Node shrinks were still huge leaps just by themselves. Moore's Law was fully active in the 80s, if you did nothing but ride the node shrink you could expect performance doubling every 18 months.
But we were also still coming up with new ideas and architectures at a crazy rate. There was money and research pouring into a new space - real time graphics - but also the personal computer explosion was still pushing CPU architectures forward.
And we were still learning software techniques too. There is a reason that you seemed to have generational leaps
within the generation. The software side of real time graphics was still being learned and developed. You can see that with the guy who has been rebuilding
Super Mario 64 using modern techniques. He's pushing vastly more frames and polygons than the original game, on original hardware, just by applying 25 years of software know-how to the thing.
These things were not just additive, they were multiplicative. More transistors meant more room for crazy new hardware designs, which fueled new experimentation with software techniques, which informed the next generation of hardware designs.
That's where this meme of "learning the hardware" comes from. There are still little tricks and optimizations buried inside each console, but for the most part, there isn't the big leaps in software techniques happening over the course of the generation.
Now we live in an era where the movie and television industry (see: Pixar) has already figured out the next generation of software techniques, because they can throw more and more hardware at the problem, and they use the same tools as the game industry (see: Unreal). It's just waiting for the hardware to catch up, and the hardware is limited by node shrinks.

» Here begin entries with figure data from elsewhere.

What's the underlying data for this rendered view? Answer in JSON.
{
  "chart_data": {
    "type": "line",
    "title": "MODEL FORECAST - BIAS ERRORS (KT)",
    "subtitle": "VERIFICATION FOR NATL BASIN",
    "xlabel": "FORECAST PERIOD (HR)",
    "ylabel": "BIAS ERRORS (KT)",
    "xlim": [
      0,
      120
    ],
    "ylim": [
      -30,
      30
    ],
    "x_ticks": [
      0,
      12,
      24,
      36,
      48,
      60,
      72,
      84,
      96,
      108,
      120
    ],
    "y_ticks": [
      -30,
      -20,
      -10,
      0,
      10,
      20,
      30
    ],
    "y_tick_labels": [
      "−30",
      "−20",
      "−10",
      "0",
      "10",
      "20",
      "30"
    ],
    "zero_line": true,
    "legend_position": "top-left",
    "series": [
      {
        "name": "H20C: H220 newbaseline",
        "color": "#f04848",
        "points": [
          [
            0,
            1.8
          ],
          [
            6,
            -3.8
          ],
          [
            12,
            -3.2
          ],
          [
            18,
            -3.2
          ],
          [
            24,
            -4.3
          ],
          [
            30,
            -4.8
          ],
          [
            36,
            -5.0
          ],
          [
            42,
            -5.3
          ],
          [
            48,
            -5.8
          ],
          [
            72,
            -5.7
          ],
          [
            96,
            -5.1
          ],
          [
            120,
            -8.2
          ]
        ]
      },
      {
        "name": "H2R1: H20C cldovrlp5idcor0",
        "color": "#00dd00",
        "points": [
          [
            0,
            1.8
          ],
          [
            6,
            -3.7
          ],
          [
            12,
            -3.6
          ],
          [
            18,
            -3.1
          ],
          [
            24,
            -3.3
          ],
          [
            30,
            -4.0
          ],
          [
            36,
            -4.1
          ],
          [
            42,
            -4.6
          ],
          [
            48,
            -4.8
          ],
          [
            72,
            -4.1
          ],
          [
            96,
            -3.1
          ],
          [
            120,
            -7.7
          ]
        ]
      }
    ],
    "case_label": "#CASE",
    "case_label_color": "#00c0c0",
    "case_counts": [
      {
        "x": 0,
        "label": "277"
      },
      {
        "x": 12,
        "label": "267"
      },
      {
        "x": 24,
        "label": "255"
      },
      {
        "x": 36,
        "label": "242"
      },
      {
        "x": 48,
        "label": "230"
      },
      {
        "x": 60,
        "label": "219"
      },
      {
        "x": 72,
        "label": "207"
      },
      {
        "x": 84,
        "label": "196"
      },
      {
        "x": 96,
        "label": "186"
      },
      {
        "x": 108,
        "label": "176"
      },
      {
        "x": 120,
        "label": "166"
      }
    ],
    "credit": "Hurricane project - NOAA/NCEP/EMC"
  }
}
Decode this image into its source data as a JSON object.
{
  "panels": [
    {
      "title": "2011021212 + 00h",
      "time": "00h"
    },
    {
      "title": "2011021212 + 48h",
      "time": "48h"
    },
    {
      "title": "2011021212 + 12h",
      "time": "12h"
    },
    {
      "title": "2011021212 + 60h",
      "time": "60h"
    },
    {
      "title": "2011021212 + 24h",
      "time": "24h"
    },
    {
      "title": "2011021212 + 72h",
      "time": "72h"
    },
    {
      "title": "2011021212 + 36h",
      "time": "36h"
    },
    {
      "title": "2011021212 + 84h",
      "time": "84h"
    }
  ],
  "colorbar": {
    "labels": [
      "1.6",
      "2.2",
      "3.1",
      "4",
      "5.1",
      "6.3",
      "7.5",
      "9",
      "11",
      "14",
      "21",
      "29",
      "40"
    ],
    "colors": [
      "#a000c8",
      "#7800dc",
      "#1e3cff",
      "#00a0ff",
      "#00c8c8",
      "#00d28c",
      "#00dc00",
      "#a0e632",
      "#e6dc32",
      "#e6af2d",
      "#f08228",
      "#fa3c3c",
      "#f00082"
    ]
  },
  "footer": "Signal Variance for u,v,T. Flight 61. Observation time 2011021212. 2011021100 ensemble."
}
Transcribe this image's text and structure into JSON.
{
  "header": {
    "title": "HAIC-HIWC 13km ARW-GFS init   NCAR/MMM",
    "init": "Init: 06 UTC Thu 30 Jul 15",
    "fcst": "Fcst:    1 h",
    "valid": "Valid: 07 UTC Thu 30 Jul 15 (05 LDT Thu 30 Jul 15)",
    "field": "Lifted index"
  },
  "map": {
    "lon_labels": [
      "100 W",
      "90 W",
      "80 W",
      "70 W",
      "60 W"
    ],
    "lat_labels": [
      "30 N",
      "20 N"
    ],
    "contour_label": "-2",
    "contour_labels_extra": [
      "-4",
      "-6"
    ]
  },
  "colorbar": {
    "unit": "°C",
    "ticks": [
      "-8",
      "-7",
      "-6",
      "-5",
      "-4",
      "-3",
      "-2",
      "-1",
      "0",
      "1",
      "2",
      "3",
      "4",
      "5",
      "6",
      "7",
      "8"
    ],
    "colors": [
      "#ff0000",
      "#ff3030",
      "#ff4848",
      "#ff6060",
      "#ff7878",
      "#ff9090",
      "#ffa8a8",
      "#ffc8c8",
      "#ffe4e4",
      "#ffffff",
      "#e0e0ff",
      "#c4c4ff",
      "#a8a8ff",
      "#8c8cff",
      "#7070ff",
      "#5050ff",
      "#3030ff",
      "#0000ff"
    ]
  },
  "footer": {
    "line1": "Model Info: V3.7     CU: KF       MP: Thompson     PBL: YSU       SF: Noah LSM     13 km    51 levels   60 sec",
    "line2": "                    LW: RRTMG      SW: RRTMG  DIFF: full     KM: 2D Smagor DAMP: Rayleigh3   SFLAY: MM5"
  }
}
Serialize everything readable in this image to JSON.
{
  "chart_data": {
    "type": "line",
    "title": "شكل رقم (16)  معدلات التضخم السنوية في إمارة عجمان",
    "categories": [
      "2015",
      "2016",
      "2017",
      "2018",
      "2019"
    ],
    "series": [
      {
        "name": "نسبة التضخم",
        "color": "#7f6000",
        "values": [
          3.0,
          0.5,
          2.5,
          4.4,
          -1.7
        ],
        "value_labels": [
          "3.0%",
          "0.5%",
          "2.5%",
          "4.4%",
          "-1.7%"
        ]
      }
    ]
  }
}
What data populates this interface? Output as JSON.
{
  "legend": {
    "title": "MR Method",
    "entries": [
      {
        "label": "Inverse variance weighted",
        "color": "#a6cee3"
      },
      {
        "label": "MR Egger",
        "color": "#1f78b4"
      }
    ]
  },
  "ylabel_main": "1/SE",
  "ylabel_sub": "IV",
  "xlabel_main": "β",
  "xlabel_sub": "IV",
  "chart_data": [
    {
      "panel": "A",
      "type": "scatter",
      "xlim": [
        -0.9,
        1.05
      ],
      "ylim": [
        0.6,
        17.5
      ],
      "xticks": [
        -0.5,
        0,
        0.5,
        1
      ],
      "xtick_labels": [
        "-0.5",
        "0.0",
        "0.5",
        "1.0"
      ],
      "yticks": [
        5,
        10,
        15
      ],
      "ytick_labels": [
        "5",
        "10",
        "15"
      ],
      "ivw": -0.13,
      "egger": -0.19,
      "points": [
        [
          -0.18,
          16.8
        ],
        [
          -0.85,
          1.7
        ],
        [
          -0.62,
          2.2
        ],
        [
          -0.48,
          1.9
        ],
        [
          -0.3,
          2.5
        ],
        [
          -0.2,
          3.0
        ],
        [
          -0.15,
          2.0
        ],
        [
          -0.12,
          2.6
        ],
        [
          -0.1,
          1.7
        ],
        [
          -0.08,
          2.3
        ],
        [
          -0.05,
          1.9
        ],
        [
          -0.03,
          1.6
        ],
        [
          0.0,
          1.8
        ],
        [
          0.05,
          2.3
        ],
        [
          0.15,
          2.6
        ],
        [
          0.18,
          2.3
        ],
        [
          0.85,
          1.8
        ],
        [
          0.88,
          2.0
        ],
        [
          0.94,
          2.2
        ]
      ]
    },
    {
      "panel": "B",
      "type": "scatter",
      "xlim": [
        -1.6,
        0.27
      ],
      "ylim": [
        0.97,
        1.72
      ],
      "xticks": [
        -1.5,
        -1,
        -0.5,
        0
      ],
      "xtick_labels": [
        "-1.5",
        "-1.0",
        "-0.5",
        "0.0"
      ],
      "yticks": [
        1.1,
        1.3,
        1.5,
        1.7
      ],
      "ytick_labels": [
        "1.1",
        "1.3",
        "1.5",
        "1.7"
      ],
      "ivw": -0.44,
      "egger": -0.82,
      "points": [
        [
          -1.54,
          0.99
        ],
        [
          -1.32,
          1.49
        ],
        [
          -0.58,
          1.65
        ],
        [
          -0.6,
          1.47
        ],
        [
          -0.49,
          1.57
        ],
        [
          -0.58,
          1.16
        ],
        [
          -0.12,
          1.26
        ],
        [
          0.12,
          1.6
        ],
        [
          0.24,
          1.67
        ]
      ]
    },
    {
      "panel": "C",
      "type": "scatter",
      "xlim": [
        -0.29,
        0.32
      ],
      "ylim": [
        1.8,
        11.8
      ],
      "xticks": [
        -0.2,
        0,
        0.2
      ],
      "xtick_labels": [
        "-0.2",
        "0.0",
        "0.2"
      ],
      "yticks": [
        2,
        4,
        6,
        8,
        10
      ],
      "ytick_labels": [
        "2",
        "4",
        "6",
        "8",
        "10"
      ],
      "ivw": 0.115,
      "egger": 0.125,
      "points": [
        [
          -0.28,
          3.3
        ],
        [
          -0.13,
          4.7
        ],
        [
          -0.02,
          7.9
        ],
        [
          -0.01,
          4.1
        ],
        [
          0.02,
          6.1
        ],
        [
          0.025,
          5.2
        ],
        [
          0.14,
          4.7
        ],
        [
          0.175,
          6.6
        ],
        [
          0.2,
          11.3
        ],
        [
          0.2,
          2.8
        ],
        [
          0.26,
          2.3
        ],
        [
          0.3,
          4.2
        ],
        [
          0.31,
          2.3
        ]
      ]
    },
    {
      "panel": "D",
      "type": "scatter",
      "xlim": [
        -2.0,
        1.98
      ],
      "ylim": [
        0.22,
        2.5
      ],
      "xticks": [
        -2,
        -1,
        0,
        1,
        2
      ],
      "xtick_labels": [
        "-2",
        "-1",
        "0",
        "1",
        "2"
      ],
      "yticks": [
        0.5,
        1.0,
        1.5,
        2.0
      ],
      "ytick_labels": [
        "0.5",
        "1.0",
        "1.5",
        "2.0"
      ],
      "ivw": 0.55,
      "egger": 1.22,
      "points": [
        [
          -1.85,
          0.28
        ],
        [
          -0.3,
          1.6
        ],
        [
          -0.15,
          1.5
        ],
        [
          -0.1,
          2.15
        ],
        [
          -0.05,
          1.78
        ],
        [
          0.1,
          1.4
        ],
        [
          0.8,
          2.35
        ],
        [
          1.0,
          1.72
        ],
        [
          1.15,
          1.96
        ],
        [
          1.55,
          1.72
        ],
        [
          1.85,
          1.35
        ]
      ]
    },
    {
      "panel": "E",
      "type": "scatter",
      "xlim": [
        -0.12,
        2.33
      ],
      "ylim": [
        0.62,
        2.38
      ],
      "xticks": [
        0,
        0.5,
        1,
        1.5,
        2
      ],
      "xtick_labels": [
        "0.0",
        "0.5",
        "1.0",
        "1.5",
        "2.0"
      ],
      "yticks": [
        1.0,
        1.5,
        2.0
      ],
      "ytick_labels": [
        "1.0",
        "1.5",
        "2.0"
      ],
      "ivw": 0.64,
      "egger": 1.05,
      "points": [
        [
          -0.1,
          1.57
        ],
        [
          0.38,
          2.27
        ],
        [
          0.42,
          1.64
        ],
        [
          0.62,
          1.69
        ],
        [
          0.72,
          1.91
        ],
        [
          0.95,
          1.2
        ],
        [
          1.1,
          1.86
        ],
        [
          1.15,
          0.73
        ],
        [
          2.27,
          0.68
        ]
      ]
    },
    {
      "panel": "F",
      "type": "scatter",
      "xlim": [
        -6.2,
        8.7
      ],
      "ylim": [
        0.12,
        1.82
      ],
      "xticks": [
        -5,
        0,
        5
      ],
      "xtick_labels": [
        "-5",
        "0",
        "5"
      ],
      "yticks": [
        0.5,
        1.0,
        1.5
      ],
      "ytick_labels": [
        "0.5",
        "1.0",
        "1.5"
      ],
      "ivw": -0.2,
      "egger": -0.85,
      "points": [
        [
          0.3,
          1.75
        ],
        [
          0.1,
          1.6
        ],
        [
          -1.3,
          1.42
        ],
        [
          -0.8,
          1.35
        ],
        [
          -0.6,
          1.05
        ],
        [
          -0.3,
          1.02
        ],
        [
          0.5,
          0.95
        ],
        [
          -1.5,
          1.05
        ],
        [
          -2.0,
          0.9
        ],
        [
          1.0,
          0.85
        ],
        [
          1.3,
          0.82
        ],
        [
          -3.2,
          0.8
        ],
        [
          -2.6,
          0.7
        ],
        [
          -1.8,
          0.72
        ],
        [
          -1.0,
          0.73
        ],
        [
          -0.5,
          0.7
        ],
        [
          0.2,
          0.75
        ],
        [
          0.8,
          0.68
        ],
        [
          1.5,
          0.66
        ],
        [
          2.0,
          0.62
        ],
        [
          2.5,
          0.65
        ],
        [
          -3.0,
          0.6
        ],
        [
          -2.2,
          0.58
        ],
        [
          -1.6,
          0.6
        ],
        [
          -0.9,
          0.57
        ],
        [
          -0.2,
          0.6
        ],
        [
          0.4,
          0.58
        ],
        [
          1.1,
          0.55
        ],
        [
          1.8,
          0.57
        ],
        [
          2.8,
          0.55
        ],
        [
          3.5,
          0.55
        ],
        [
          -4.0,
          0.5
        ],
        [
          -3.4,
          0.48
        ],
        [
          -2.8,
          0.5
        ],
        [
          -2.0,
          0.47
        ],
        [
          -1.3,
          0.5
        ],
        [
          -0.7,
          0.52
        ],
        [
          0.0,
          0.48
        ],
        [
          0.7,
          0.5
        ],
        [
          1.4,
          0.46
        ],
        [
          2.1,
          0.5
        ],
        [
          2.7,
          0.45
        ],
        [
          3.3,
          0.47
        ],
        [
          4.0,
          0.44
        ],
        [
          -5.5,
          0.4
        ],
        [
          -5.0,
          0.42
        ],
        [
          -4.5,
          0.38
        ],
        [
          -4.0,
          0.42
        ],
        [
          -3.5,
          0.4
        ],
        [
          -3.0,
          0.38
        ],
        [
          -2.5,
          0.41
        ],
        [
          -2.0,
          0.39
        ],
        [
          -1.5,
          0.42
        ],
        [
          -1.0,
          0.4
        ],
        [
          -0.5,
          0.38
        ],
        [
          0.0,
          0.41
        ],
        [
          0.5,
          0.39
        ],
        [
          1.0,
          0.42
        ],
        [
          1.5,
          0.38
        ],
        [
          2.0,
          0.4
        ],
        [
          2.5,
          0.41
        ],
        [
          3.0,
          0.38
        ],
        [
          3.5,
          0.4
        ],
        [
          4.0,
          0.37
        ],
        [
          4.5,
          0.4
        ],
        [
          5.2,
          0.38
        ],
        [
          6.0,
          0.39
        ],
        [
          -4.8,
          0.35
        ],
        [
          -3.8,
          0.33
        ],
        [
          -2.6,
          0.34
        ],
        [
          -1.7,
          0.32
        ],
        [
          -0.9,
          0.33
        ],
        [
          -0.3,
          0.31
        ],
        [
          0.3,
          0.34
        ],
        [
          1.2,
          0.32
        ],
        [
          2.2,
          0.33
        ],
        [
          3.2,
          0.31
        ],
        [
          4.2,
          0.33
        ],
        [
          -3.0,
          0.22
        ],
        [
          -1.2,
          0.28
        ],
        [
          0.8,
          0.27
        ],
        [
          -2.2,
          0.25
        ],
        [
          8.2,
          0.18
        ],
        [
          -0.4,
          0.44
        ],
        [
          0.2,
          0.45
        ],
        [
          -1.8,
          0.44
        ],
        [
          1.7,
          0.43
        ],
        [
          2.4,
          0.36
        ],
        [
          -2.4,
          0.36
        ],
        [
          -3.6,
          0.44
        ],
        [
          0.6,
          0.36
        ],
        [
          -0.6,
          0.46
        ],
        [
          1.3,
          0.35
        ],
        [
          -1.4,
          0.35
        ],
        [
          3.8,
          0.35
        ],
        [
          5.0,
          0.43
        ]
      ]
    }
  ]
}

If we still had Moore's Law era shrinks, we'd be into real time path tracing on consoles already. Just as we got rid of 2D acceleration hardware, we'd get rid of current 3D hardware, and just reimplement the visuals (or even emulate it) on top of a GPU made entirely of ray tracing cores. We know how to do it software wise, we even have pretty good architecture designs, there just isn't enough transistors to put it in a device that fits in a computer, much less under your TV.